The good, the bad, and the ugly of Kodai Senga

New York Mets v San Francisco Giants
New York Mets v San Francisco Giants / Thearon W. Henderson/GettyImages

The only star in the New York Mets rotation, right now, is Kodai Senga. The Japanese have the best record among Mets starting pitchers at 3-0 before his outing against the Washington Nationals. 

Kodai Senga has remained the leader among Mets starting pitchers in strikeouts per nine innings. In four outings, Senga's arsenal has shed positive and negative aspects but three of them are the most essential.

The good: Senga's Ghost Forkball ranks among the best pitchers in all of the MLB

The expectation around the arrival of Kodai Senga to MLB was due, in large part to his star pitch, the forkball. This so-called Ghost forkball is a pitch similar to the splitter with the difference of having less speed and more lateral break.

This pitch has been completely dominant, holding hitters to a batting average and slugging percentage of just .120. The forkball has limited opponents to such a level that not a single barrel has been generated from this pitch. Hence, the hard-hit contact allowed is 0.0%. Something impressive.

Senga has generated an impressive chase% of 34.4 and an in-zone swing and miss% of 31.3. This means that connecting the Ghost Forkball has been practically impossible. Kodai Senga must continue using this pitch, which he uses 22.3% of the time.

The bad: his forkball aside, Kodai Senga has been allowing a high contact hard hit

Kodai Senga has been effective so far but he should start adjusting the rest of the non-forkball pitches. To date, his 4-seam fastball, sweeper, and cutter have an xSLG above .500, which is excessively high.

His hard-hit contact% is above 40% pushing his xERA over 5.50. Senga must find a way to limit this hard contact, using better location on his pitches and using his sweeper less.

His fastball has not allowed many hits and he has managed to retire batters thanks to his high speed averaging 96.0 mph. However, the Japanese should avoid continuing to use his sweeper or practice to improve it.

This pitch has allowed a disproportionate .1300 SLG and a .400 batting average. Senga's sweeper hasn't managed to retire a single batter via strikeout with two strikes. Additionally, despite being the pitch with the highest spin rate, it generated a whiff% below 10.0%, which is quite bad.

As long as Senga continues to allow this hard-hit contact, its potential is limited. As Senga can perfect his pitches, he will be able to improve in this relevant category.

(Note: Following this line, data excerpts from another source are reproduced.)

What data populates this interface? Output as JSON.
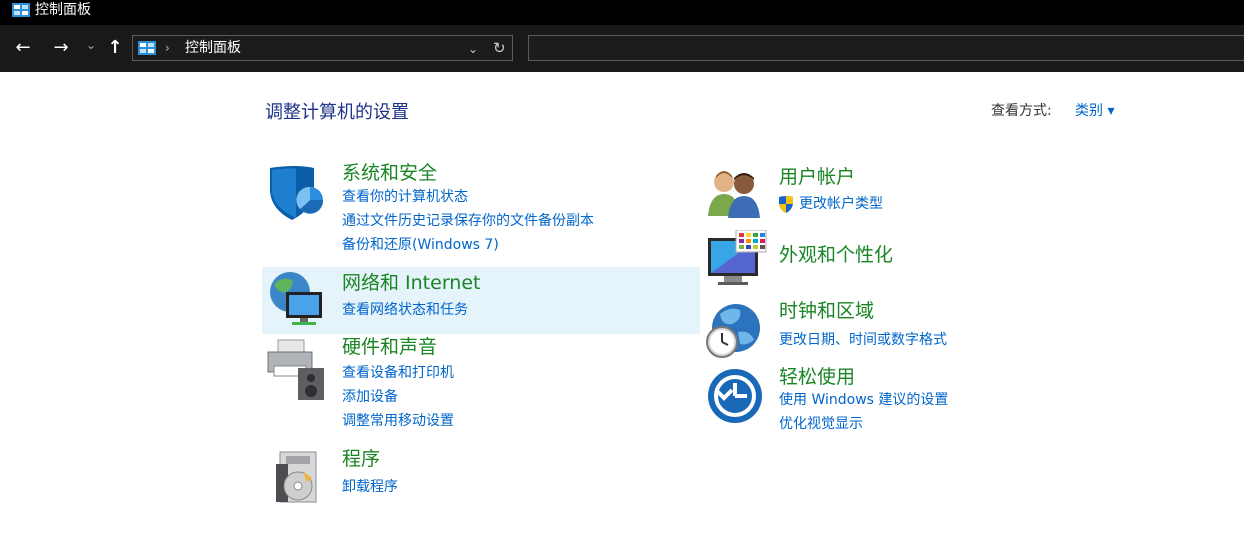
{
  "window": {
    "title": "控制面板"
  },
  "address": {
    "crumb": "控制面板",
    "separator": "›"
  },
  "icons": {
    "back": "arrow-left-icon",
    "forward": "arrow-right-icon",
    "recent": "chevron-down-icon",
    "up": "arrow-up-icon",
    "refresh": "refresh-icon"
  },
  "glyphs": {
    "back": "←",
    "forward": "→",
    "recent": "⌄",
    "up": "↑",
    "dropdown": "⌄",
    "refresh": "↻"
  },
  "main": {
    "heading": "调整计算机的设置",
    "view_by_label": "查看方式:",
    "view_by_value": "类别 ▾"
  },
  "categories": {
    "system_security": {
      "title": "系统和安全",
      "links": [
        "查看你的计算机状态",
        "通过文件历史记录保存你的文件备份副本",
        "备份和还原(Windows 7)"
      ]
    },
    "network": {
      "title": "网络和 Internet",
      "links": [
        "查看网络状态和任务"
      ]
    },
    "hardware": {
      "title": "硬件和声音",
      "links": [
        "查看设备和打印机",
        "添加设备",
        "调整常用移动设置"
      ]
    },
    "programs": {
      "title": "程序",
      "links": [
        "卸载程序"
      ]
    },
    "user_accounts": {
      "title": "用户帐户",
      "links": [
        "更改帐户类型"
      ]
    },
    "appearance": {
      "title": "外观和个性化",
      "links": []
    },
    "clock_region": {
      "title": "时钟和区域",
      "links": [
        "更改日期、时间或数字格式"
      ]
    },
    "ease_of_access": {
      "title": "轻松使用",
      "links": [
        "使用 Windows 建议的设置",
        "优化视觉显示"
      ]
    }
  },
  "colors": {
    "title_green": "#1a8524",
    "link_blue": "#0066cc",
    "heading_blue": "#1e3287",
    "hover_bg": "#e5f3fb",
    "toolbar_bg": "#191919"
  }
}
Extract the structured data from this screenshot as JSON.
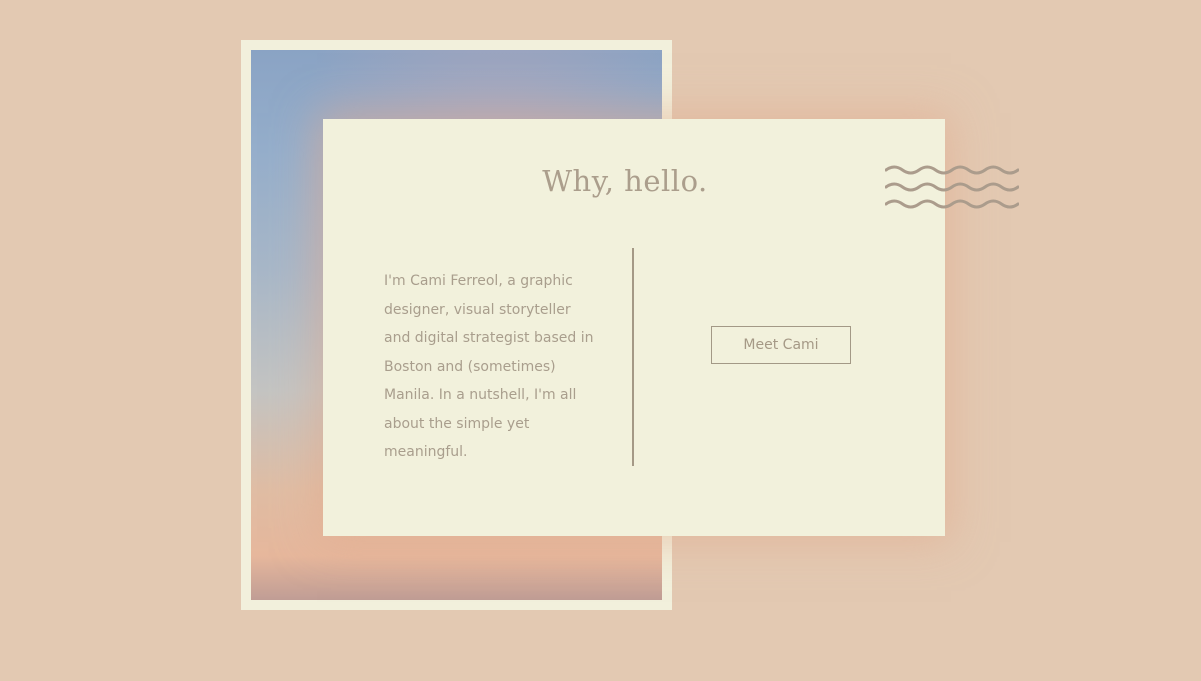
{
  "colors": {
    "background": "#e3c9b2",
    "card": "#f2f1dc",
    "text": "#a99e8d"
  },
  "postcard": {
    "heading": "Why, hello.",
    "postmark_icon": "wavy-lines-postmark-icon",
    "bio": "I'm Cami Ferreol, a graphic designer, visual storyteller and digital strategist based in Boston and (sometimes) Manila. In a nutshell, I'm all about the simple yet meaningful.",
    "button_label": "Meet Cami"
  }
}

The ugly: Kodai Senga's control has become his worst enemy

Kodai Senga's control was the most worrying factor about his adaptation to MLB. The change of mound, ball, and field would become a process that would require major adjustments in his pitches.

The Japanese seem not to fully control his pitches, especially the fastball and the sweeper, which have a BB% greater than 16.0%. This has caused Kodai Senga's percentage of walks to be located at 14.9%. This places Senga as the 44th-worst pitcher in the league in this category.

We must assume that this is due to his grip on these pitches due to his adaptation to the new ball. But as the walks keep coming, it will make it harder for Senga to be effective on the field and limit the runs allowed.